Australia: Property Investment Risk and the Rule of Law

Planning and Development
Last Updated: 5 October 2010

By Sarah Persijn (Senior Associate) and David Nicholls (Partner)

It has been said that the rule of law means "...that government in all its actions is bound by rules fixed and announced beforehand - rules which make it possible to foresee with fair certainty how the authority will use its coercive powers in given circumstances and to plan one's individual affairs on the basis of this knowledge" (FA Hayek in "The Road to Serfdom"). In Queensland, is it possible to foresee with fair certainty how the State is likely to act under its legislative powers regarding citizens' ability to use or develop privately owned land? Considering current planning and development laws, is it reasonably possible for land owners to plan their individual affairs regarding land use and development?

These are fair questions in the context of today's complex planning laws, given the widely held view that the regulatory and political systems have combined recently to put the development of privately owned land beyond the capacity of most people. As was evident from the High Court's decision in Lloyd v. Robinson in 1962, statutory development control overrides private proprietary rights in the interests of the overall well-being of society. These statutory controls have increased in volume, complexity and detail, especially over the last six years.

It is interesting to note that with the Integrated Planning Act 1997 (IPA), the Queensland Parliament legislated to subject itself, with some limited exceptions, to development control laws. The State was previously under the shield of the Crown and immune from their operation. Under both the IPA and the Sustainable Planning Act 2009 (SPA), the State has started to move away from subservience to its own laws for land development. It is a curious irony that the planning system has reached a level of sophistication and complexity that to achieve an appropriate level of land supply that meets the needs of the growing population, the State finds it necessary to work outside the statutory planning system.

The rise and rise of statutory development control: a timeline of events

Modern land use and development controls in Queensland have their origin in the Local Government Act 1936 (LG Act). The LG Act was replaced by the Local Government (Planning and Environment) Act 1990 (P&E Act), the substantive provisions of which commenced in April 1991. Both legislative regimes were similar, with one of their key components being the division of land into zones under local government planning schemes, accompanied by the table of zones governing land use and development.

Central to the flexibility of this scheme was the notion of "rezoning", by which a planning scheme could be amended by the Governor in Council upon application by local government.

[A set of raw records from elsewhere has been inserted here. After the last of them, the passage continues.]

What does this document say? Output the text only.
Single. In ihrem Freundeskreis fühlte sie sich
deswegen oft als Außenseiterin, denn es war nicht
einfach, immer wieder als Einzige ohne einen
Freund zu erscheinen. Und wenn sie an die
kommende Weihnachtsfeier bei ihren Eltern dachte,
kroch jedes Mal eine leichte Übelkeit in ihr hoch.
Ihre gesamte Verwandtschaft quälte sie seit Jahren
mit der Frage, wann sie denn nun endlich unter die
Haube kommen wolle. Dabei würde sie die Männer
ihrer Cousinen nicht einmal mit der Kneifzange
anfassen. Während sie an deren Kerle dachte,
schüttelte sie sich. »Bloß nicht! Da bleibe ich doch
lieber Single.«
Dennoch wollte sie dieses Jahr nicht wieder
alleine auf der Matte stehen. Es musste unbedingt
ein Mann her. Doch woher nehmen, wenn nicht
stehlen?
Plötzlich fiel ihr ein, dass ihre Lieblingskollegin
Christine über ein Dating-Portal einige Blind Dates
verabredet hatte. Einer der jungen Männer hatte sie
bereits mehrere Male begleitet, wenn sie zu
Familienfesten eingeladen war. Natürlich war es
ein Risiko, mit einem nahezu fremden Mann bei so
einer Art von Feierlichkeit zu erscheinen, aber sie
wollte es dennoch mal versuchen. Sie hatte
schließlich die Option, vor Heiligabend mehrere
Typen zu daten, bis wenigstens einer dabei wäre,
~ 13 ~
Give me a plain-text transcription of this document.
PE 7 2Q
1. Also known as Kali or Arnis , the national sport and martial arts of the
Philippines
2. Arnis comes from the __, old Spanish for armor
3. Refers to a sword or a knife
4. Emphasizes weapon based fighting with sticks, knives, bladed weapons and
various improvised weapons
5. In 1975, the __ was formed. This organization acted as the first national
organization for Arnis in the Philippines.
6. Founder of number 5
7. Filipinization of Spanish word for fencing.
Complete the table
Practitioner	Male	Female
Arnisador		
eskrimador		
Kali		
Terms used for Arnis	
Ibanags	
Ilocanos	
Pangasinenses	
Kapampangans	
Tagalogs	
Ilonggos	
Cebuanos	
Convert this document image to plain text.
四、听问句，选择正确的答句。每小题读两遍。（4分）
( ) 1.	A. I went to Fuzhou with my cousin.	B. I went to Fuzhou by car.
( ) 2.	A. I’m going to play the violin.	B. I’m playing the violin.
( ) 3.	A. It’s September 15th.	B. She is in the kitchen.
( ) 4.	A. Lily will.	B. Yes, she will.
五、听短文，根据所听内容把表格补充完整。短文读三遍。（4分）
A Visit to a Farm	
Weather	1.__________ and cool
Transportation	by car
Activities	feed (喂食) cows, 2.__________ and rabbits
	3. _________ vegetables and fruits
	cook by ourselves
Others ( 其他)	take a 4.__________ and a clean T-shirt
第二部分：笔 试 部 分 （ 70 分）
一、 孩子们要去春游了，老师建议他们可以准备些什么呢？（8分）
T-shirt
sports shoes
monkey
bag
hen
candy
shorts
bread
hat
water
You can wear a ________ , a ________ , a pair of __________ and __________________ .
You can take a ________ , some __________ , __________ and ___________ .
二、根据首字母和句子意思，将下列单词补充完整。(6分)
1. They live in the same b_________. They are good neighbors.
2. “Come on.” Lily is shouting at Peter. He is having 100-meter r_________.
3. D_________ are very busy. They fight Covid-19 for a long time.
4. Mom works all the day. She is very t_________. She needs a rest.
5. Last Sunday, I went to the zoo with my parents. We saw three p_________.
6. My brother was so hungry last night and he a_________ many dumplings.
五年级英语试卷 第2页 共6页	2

Applications for rezoning were to be refused in circumstances where the application conflicted with any relevant strategic plan or development control plan, and there were not sufficient planning ground to justify approving the application despite the conflict. In practice, the application of this test meant that, where a land use was prohibited in a particular zone, the relevant land may nevertheless qualify for "rezoning" in circumstances where, for example, the proposed use was demonstrated to be consistent with the forward planning for the land set out in the strategic plan, or where there was a demonstrated need for the development. In this way, the former land use and development controls were at once relatively certain, but also maintained a level of flexibility, allowing the planning regime to adapt, for instance, in unforseen circumstances.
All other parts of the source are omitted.